One of the abilities of the Nephilim was Folding space, something material beings could only do with the Jump gates. To solve the issue of the Jumps wreaking calamity on quantum space, and as part of the treaty between the Nephilim and humanity, all Jump technology had been banned. Instead, Eve had been working tirelessly with human scientists to construct adequate and fast-growing cyber-biological bodies that could be occupied by Nephilim without them having to possess the body of a child. The Nephilim that volunteered to enter these bodies still lost their memories, but with Eve able to show them the truth about themselves, and with the cybernetic portion of their partially synthetic brains giving them the ability to learn at an accelerated pace, none went mad or became suicidal.
It was only within the last two years that these new Nephilim had started to join the crews of interstellar ships. Dubbed Trailblazers, or just 'Blazers', these Nephilim served the Confed and interstellar civilian travel by opening Jumps, allowing the human ships to once again go beyond the Sol system in a manner far safer for both quantum and material space.
Ray, Eve, and three other Nephilim had served in this capacity during the Battle, trying to help humanity stand against the Kilrathi's devastating offensive. After the battle, Ray had stepped down from her standing as Ambassador and had requested that from that moment on, as far as the Confed and anyone else was concerned, she was nothing more than a human being. The truth that she was Nephilim was tightly classified, and she was limited to only her human abilities, forbidden from revealing her true nature to anyone that didn't already know.

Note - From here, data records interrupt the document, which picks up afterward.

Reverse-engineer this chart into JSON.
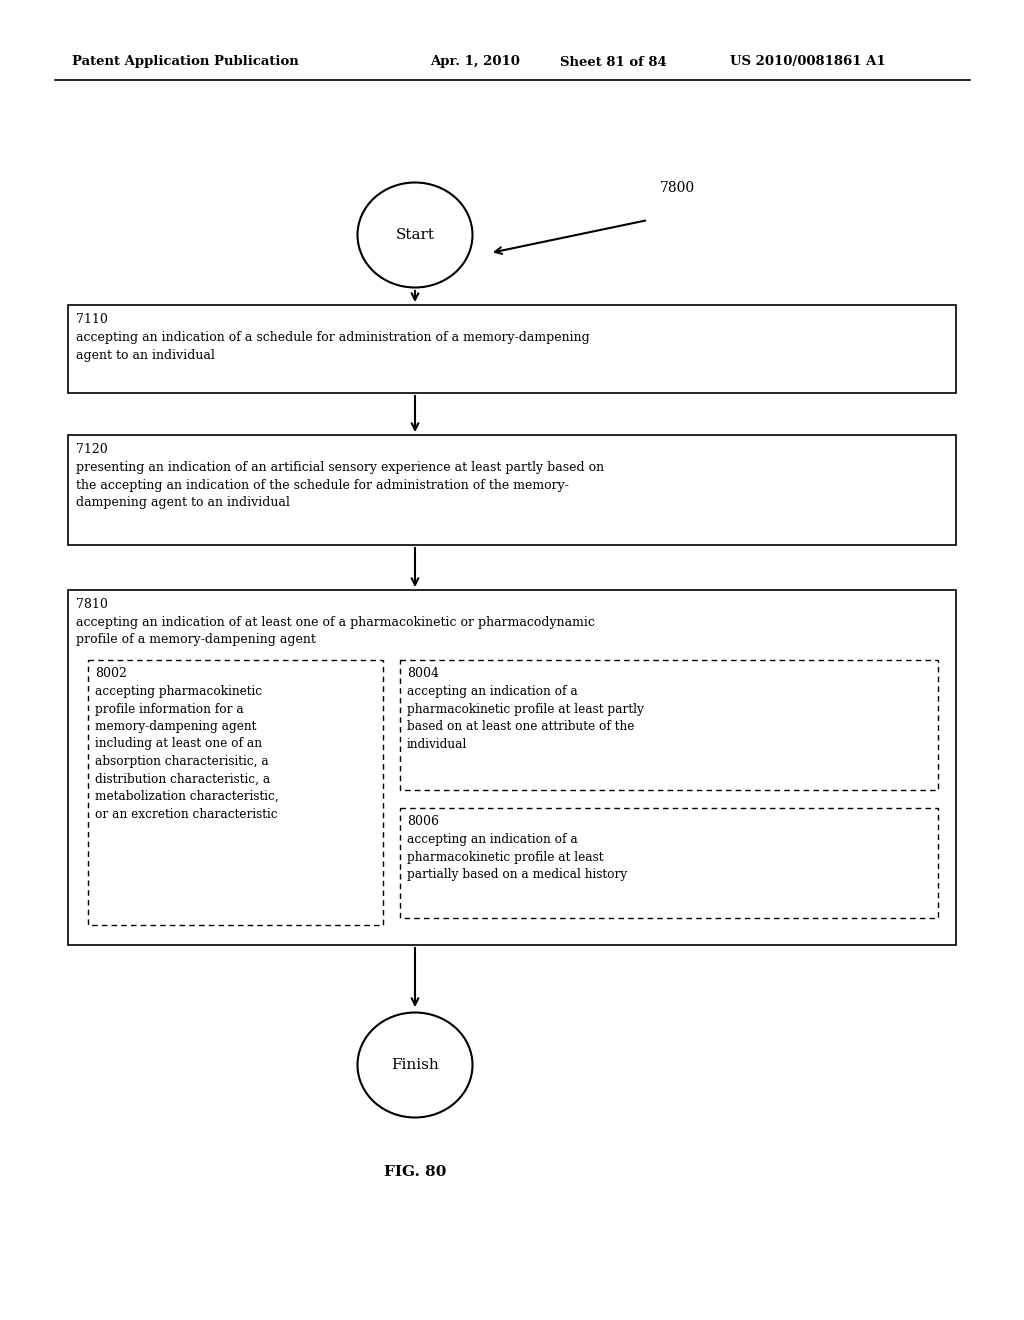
{
  "header_left": "Patent Application Publication",
  "header_center": "Apr. 1, 2010   Sheet 81 of 84",
  "header_right": "US 2010/0081861 A1",
  "fig_label": "FIG. 80",
  "diagram_label": "7800",
  "start_label": "Start",
  "finish_label": "Finish",
  "box7110_id": "7110",
  "box7110_text": "accepting an indication of a schedule for administration of a memory-dampening\nagent to an individual",
  "box7120_id": "7120",
  "box7120_text": "presenting an indication of an artificial sensory experience at least partly based on\nthe accepting an indication of the schedule for administration of the memory-\ndampening agent to an individual",
  "box7810_id": "7810",
  "box7810_text": "accepting an indication of at least one of a pharmacokinetic or pharmacodynamic\nprofile of a memory-dampening agent",
  "box8002_id": "8002",
  "box8002_text": "accepting pharmacokinetic\nprofile information for a\nmemory-dampening agent\nincluding at least one of an\nabsorption characterisitic, a\ndistribution characteristic, a\nmetabolization characteristic,\nor an excretion characteristic",
  "box8004_id": "8004",
  "box8004_text": "accepting an indication of a\npharmacokinetic profile at least partly\nbased on at least one attribute of the\nindividual",
  "box8006_id": "8006",
  "box8006_text": "accepting an indication of a\npharmacokinetic profile at least\npartially based on a medical history",
  "bg_color": "#ffffff",
  "text_color": "#000000",
  "box_edge_color": "#000000",
  "dashed_edge_color": "#000000"
}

Parry had been involved, one of the very first people that Ray had pulled through a Jump, along with their Wing Commander Jondell Killdare. Bastille had been there with the President and the Joint Chiefs when 'first contact' had officially been made.
Even Parry didn't know why Ray had chosen to step down, not fully. She didn't know why, immediately after the Kilrathi had retreated, Ray had been found unconscious on the floor of the President's secure bunker and had remained in that state for four days. Her discomfort with the Blazers and any mention of the Nephilim, however, was plain; and Parry did not press.
In truth, she was more than happy with Ray back to being just another human, a Confed pilot in Alpha Wing and the love of her life; nothing more, and certainly nothing less.
Ray fixed Eve with a look.
"What happened to Aulani?"
"She died, as I said," Eve told her. "The moment she departed her body to look into Kilrathi space, she died. There was no sign of injury or cause. Beyond that, your guess is as good as mine."
Ray was shaking her head. "No. The only way that's possible is if she somehow didn't return to quantum space-"
"I know," Eve said, her voice again gentle. "But that's precisely what happened. Her body died here in material space, but she never returned to quantum space. She's simply…gone."
Guten tag. Ich hoffe mein Deutsch ist passabel. Ich lerne immer noch - *Good day. I hope my German is passable. I am still learning.
Es ist überhaupt nicht schlecht, Herr - *It's not bad at all, sir. (yes, I am aware that Herr in German is usually gendered, but it also means 'sir', which in the Confed all higher ranking officers are referred to as 'sir' regardless of gender. The German has evolved that way as well as the English, to make sir or 'Herr' in that context a gender-neutral term).
Vi znayetye roosskiy yazik - *Do you know Russian?